The considerations: where global hyperscalers still dominate
While switching from global hyperscalers to European cloud providers may be appealing, this decision also involves some important architectural considerations.
First, the European Big 3 do not offer the same breadth and depth of specialized Platform-as-a-Service (PaaS) and Software-as-a-Service (SaaS) services as AWS, Azure, and Google Cloud. When business-critical applications rely heavily on proprietary services such as AWS Kinesis for data streaming or Azure IoT Hub for IoT management, migrating to open-source alternatives within a European cloud environment can require significant development and migration efforts.
In addition, while OVHcloud, IONOS, and Scaleway do have a robust infrastructure in Europe and North America, they cannot offer the same global coverage as the hyperscalers.
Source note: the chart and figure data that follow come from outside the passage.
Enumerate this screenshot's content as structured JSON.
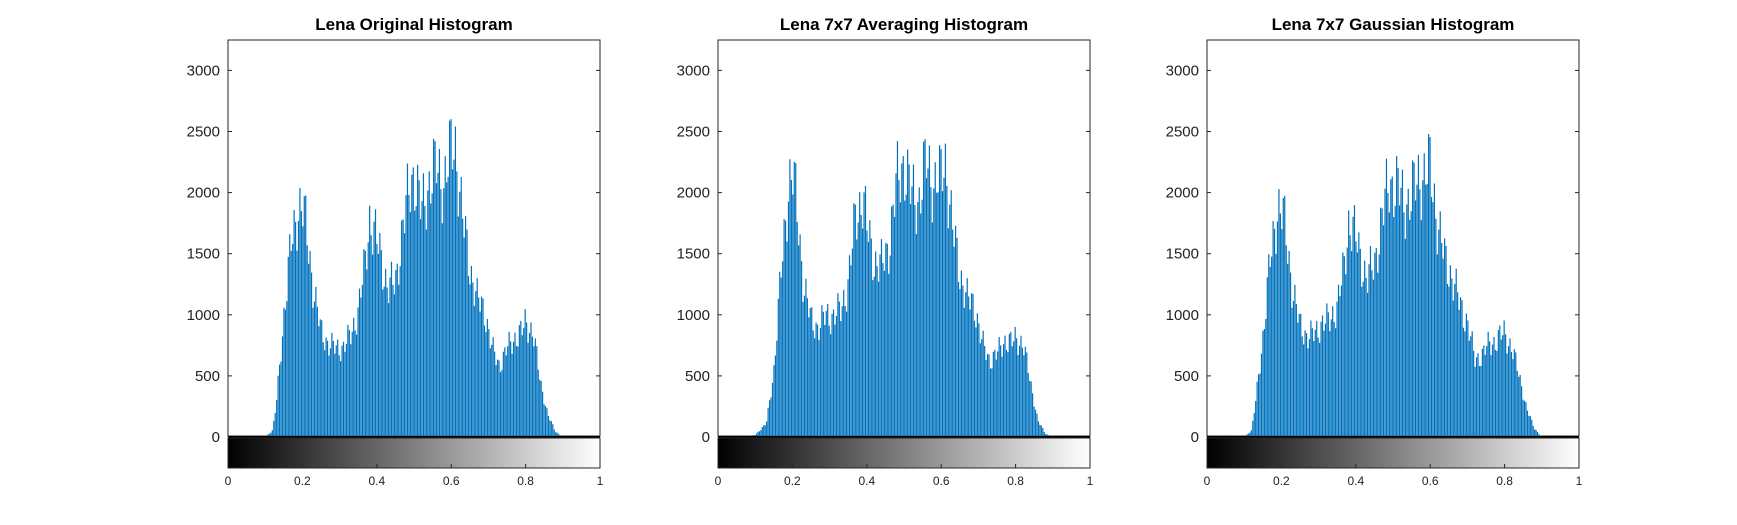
{
  "chart_data": [
    {
      "type": "bar",
      "title": "Lena Original Histogram",
      "xlabel": "",
      "ylabel": "",
      "ylim": [
        0,
        3250
      ],
      "xlim": [
        0,
        1
      ],
      "yticks": [
        "0",
        "500",
        "1000",
        "1500",
        "2000",
        "2500",
        "3000"
      ],
      "xticks": [
        "0",
        "0.2",
        "0.4",
        "0.6",
        "0.8",
        "1"
      ],
      "bar_color": "#0072BD",
      "colorbar": "gray",
      "grid": false,
      "profile": [
        [
          0.0,
          0
        ],
        [
          0.1,
          0
        ],
        [
          0.12,
          60
        ],
        [
          0.13,
          300
        ],
        [
          0.15,
          1100
        ],
        [
          0.17,
          1750
        ],
        [
          0.19,
          2100
        ],
        [
          0.2,
          2080
        ],
        [
          0.21,
          1900
        ],
        [
          0.23,
          1350
        ],
        [
          0.25,
          950
        ],
        [
          0.27,
          850
        ],
        [
          0.29,
          800
        ],
        [
          0.31,
          820
        ],
        [
          0.33,
          920
        ],
        [
          0.35,
          1150
        ],
        [
          0.37,
          1600
        ],
        [
          0.38,
          2000
        ],
        [
          0.39,
          1900
        ],
        [
          0.41,
          1650
        ],
        [
          0.43,
          1350
        ],
        [
          0.45,
          1400
        ],
        [
          0.47,
          1900
        ],
        [
          0.49,
          2300
        ],
        [
          0.5,
          2400
        ],
        [
          0.52,
          2050
        ],
        [
          0.54,
          2300
        ],
        [
          0.56,
          2450
        ],
        [
          0.58,
          2300
        ],
        [
          0.6,
          2600
        ],
        [
          0.61,
          2700
        ],
        [
          0.63,
          2000
        ],
        [
          0.65,
          1550
        ],
        [
          0.67,
          1250
        ],
        [
          0.69,
          1150
        ],
        [
          0.71,
          800
        ],
        [
          0.73,
          650
        ],
        [
          0.75,
          800
        ],
        [
          0.77,
          900
        ],
        [
          0.79,
          950
        ],
        [
          0.8,
          1050
        ],
        [
          0.82,
          950
        ],
        [
          0.84,
          500
        ],
        [
          0.86,
          200
        ],
        [
          0.88,
          50
        ],
        [
          0.9,
          0
        ],
        [
          1.0,
          0
        ]
      ]
    },
    {
      "type": "bar",
      "title": "Lena 7x7 Averaging Histogram",
      "xlabel": "",
      "ylabel": "",
      "ylim": [
        0,
        3250
      ],
      "xlim": [
        0,
        1
      ],
      "yticks": [
        "0",
        "500",
        "1000",
        "1500",
        "2000",
        "2500",
        "3000"
      ],
      "xticks": [
        "0",
        "0.2",
        "0.4",
        "0.6",
        "0.8",
        "1"
      ],
      "bar_color": "#0072BD",
      "colorbar": "gray",
      "grid": false,
      "profile": [
        [
          0.0,
          0
        ],
        [
          0.07,
          0
        ],
        [
          0.1,
          20
        ],
        [
          0.13,
          120
        ],
        [
          0.15,
          600
        ],
        [
          0.17,
          1500
        ],
        [
          0.19,
          2300
        ],
        [
          0.2,
          2400
        ],
        [
          0.21,
          2150
        ],
        [
          0.23,
          1400
        ],
        [
          0.25,
          1050
        ],
        [
          0.27,
          1000
        ],
        [
          0.29,
          1100
        ],
        [
          0.31,
          1100
        ],
        [
          0.33,
          1150
        ],
        [
          0.35,
          1400
        ],
        [
          0.37,
          2000
        ],
        [
          0.39,
          2200
        ],
        [
          0.4,
          1900
        ],
        [
          0.42,
          1600
        ],
        [
          0.44,
          1550
        ],
        [
          0.46,
          1750
        ],
        [
          0.48,
          2300
        ],
        [
          0.5,
          2500
        ],
        [
          0.52,
          2200
        ],
        [
          0.54,
          2150
        ],
        [
          0.56,
          2500
        ],
        [
          0.58,
          2300
        ],
        [
          0.6,
          2350
        ],
        [
          0.61,
          2550
        ],
        [
          0.63,
          1900
        ],
        [
          0.65,
          1500
        ],
        [
          0.67,
          1250
        ],
        [
          0.69,
          1200
        ],
        [
          0.71,
          850
        ],
        [
          0.73,
          700
        ],
        [
          0.75,
          750
        ],
        [
          0.77,
          880
        ],
        [
          0.79,
          850
        ],
        [
          0.8,
          900
        ],
        [
          0.82,
          850
        ],
        [
          0.84,
          500
        ],
        [
          0.86,
          150
        ],
        [
          0.88,
          30
        ],
        [
          0.9,
          0
        ],
        [
          1.0,
          0
        ]
      ]
    },
    {
      "type": "bar",
      "title": "Lena 7x7 Gaussian Histogram",
      "xlabel": "",
      "ylabel": "",
      "ylim": [
        0,
        3250
      ],
      "xlim": [
        0,
        1
      ],
      "yticks": [
        "0",
        "500",
        "1000",
        "1500",
        "2000",
        "2500",
        "3000"
      ],
      "xticks": [
        "0",
        "0.2",
        "0.4",
        "0.6",
        "0.8",
        "1"
      ],
      "bar_color": "#0072BD",
      "colorbar": "gray",
      "grid": false,
      "profile": [
        [
          0.0,
          0
        ],
        [
          0.1,
          0
        ],
        [
          0.12,
          60
        ],
        [
          0.13,
          300
        ],
        [
          0.15,
          900
        ],
        [
          0.17,
          1600
        ],
        [
          0.19,
          2100
        ],
        [
          0.2,
          2050
        ],
        [
          0.21,
          1900
        ],
        [
          0.23,
          1350
        ],
        [
          0.25,
          1000
        ],
        [
          0.27,
          920
        ],
        [
          0.29,
          930
        ],
        [
          0.31,
          1050
        ],
        [
          0.33,
          1050
        ],
        [
          0.35,
          1200
        ],
        [
          0.37,
          1550
        ],
        [
          0.38,
          1950
        ],
        [
          0.39,
          1950
        ],
        [
          0.41,
          1650
        ],
        [
          0.43,
          1450
        ],
        [
          0.45,
          1550
        ],
        [
          0.47,
          2000
        ],
        [
          0.49,
          2300
        ],
        [
          0.51,
          2300
        ],
        [
          0.53,
          2100
        ],
        [
          0.55,
          2200
        ],
        [
          0.57,
          2350
        ],
        [
          0.59,
          2400
        ],
        [
          0.6,
          2450
        ],
        [
          0.62,
          1950
        ],
        [
          0.64,
          1600
        ],
        [
          0.66,
          1450
        ],
        [
          0.68,
          1200
        ],
        [
          0.7,
          1050
        ],
        [
          0.72,
          700
        ],
        [
          0.74,
          750
        ],
        [
          0.76,
          850
        ],
        [
          0.78,
          880
        ],
        [
          0.8,
          950
        ],
        [
          0.82,
          800
        ],
        [
          0.84,
          550
        ],
        [
          0.86,
          250
        ],
        [
          0.88,
          80
        ],
        [
          0.9,
          0
        ],
        [
          1.0,
          0
        ]
      ]
    }
  ]
}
Especially in emerging markets and remote regions in Asia, South America, and other parts of the world, the major U.S. providers have a much denser network of regions, availability zones, and edge locations. For organizations that require very low latency worldwide, this can be an important consideration.
Finally, there is a significant difference in investment capacity. U.S. hyperscalers invest hundreds of billions of euros annually in research, development, and infrastructure. This scale enables them to make new technologies and the latest generation of hardware available faster and on a larger scale worldwide. As a result, European cloud providers are generally slower to roll out the very latest innovations and have less capacity to implement them immediately on a global scale.